# Malicious DNS-over-HTTP Traffic Detection with Anomaly Detection Machine Learning

Welcome to this Jupyter Notebook! We will explore the use of anomaly detection machine learning techniques to detect malicious DoH traffic. The notebook will guide your through loading a DoH traffic dataset, preparing the datasets, training machine learning models, and evaluating their effectiveness in identifying malicious traffic. 

## The anomaly detection machine learning workflow

The steps to train and use an anomaly detection machine learning model are usually as follows: 
 1. Load data
 2. Prepare training and testing datasets for training phase. These dataset only includes normal data. 
 3. Prepare an evaluation dataset that contains both normal and malicious data. 
 4. Run a training algorithm using the training and testing dataset.
 5. Run inference with the trained ML model using the evaluation dataset and measure performance. 
 6. Visualize the ML model's performance
 
The rest of this notebook will follow these steps to train anomaly detection (i.e., semi-supervised) machine learning models to detect malicious DoH traffic.  

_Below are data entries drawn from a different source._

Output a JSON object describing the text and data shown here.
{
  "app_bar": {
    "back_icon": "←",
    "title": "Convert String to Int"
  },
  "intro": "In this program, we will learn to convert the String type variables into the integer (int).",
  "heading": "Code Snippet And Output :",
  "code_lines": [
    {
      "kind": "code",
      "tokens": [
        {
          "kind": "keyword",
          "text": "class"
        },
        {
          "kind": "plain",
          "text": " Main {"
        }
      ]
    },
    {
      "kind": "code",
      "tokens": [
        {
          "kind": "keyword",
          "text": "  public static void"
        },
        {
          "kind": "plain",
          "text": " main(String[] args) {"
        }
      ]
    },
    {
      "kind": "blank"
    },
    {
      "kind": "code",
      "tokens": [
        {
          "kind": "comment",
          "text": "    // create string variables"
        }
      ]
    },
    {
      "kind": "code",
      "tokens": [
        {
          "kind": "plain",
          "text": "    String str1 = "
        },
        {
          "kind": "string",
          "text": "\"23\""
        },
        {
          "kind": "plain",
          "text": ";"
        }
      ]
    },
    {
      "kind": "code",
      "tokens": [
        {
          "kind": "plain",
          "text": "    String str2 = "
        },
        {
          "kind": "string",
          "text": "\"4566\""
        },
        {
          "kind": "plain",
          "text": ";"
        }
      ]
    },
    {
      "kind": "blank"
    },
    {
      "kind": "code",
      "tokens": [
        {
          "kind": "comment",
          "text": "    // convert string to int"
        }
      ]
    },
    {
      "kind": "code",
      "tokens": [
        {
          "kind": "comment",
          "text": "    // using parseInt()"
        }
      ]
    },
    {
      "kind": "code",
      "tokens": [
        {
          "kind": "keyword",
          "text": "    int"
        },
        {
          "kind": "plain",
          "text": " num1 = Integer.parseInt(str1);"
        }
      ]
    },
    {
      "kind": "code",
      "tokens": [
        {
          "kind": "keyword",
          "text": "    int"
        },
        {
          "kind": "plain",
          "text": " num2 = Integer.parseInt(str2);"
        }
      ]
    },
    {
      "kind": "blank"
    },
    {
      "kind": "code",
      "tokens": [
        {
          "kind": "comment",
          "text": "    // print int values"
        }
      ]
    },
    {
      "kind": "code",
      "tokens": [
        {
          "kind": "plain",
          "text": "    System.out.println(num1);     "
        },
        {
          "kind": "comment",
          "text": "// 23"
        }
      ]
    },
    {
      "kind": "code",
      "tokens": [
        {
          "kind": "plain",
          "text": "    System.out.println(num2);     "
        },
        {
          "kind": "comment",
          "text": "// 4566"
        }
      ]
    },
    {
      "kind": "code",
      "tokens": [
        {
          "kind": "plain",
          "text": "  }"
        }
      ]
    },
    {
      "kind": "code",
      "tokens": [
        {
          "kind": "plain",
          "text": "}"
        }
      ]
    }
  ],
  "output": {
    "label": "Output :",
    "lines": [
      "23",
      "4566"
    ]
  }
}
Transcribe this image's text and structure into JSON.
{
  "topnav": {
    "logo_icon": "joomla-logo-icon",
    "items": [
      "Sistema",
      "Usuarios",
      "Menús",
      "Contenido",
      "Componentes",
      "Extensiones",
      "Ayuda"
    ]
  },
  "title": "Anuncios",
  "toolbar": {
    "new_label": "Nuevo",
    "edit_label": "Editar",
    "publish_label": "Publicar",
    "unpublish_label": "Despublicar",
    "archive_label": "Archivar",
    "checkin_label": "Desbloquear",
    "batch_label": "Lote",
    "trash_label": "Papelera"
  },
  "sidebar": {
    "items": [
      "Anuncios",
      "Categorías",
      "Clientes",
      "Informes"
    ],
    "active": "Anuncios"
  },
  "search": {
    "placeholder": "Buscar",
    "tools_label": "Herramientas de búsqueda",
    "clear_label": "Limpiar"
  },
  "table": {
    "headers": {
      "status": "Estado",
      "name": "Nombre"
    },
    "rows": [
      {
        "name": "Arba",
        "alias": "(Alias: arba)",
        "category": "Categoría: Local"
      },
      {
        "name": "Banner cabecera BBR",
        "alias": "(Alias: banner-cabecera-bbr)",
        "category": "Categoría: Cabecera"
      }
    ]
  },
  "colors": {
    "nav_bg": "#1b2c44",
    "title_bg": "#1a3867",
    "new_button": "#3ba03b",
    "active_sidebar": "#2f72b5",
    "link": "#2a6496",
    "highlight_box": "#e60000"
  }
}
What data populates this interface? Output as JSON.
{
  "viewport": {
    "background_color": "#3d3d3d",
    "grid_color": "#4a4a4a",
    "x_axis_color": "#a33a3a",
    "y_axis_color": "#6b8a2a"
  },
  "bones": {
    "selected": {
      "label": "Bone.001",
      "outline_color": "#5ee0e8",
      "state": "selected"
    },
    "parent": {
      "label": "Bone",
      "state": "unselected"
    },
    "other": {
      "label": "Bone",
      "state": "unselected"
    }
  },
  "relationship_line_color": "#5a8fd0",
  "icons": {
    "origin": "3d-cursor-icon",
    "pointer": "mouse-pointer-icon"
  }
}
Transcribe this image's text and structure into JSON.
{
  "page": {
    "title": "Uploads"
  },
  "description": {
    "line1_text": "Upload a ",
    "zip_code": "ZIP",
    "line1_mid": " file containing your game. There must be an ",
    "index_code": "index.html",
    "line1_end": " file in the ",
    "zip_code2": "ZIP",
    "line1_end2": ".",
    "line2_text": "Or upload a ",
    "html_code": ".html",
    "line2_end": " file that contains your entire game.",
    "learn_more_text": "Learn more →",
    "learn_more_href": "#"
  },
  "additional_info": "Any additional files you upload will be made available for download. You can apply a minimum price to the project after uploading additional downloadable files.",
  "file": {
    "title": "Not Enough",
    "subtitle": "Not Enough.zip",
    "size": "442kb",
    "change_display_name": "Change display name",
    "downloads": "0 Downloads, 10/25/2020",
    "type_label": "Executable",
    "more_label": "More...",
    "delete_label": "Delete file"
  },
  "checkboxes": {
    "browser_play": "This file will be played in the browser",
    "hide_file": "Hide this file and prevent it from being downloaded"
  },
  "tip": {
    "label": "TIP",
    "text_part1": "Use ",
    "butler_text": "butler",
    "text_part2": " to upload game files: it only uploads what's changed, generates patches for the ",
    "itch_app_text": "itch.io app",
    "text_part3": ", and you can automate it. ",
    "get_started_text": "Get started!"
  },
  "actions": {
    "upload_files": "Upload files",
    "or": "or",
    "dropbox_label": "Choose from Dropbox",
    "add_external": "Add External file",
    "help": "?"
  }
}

## Load the DoH traffic data
We start by loading the data sets we created in notebook 1. 

In [None]:
# Import the pandas library
import pandas as pd

# Load the datasets into Pandas dataframes
data_training = pd.read_csv('data_training.csv')
data_testing  = pd.read_csv('data_testing.csv')

# Get the labels
training_labels   = data_training['is_doh']
evaluation_labels = data_testing['is_doh']

# Drop the label columns
label_col = 'is_doh'
data_training   = data_training.drop(columns = label_col)
data_evaluation = data_testing.drop(columns = label_col)

In [None]:
data_training

In [None]:
data_evaluation

## Training of Anomaly Detection ML Models

Now that we have our data sets ready, we can start the training phase. The first step is to choose the anomaly detection models that we want to use. For this notebook, we will be using Isolation Forest, Local Outlier Factor, and One-class support vector machine. 

IF, LOF, and OCSVM are traditional ML models. These models have low training and inference times but may not be able to accurately model complex data. In contrast, deep learning can model very complex data but requires a longer training time. 

We will train only ML models next.

### Isolation Forest
Isolation Forests (IF) are the anomaly detection cousins of random forests. An isolation forest is formed by multiple isolation trees. 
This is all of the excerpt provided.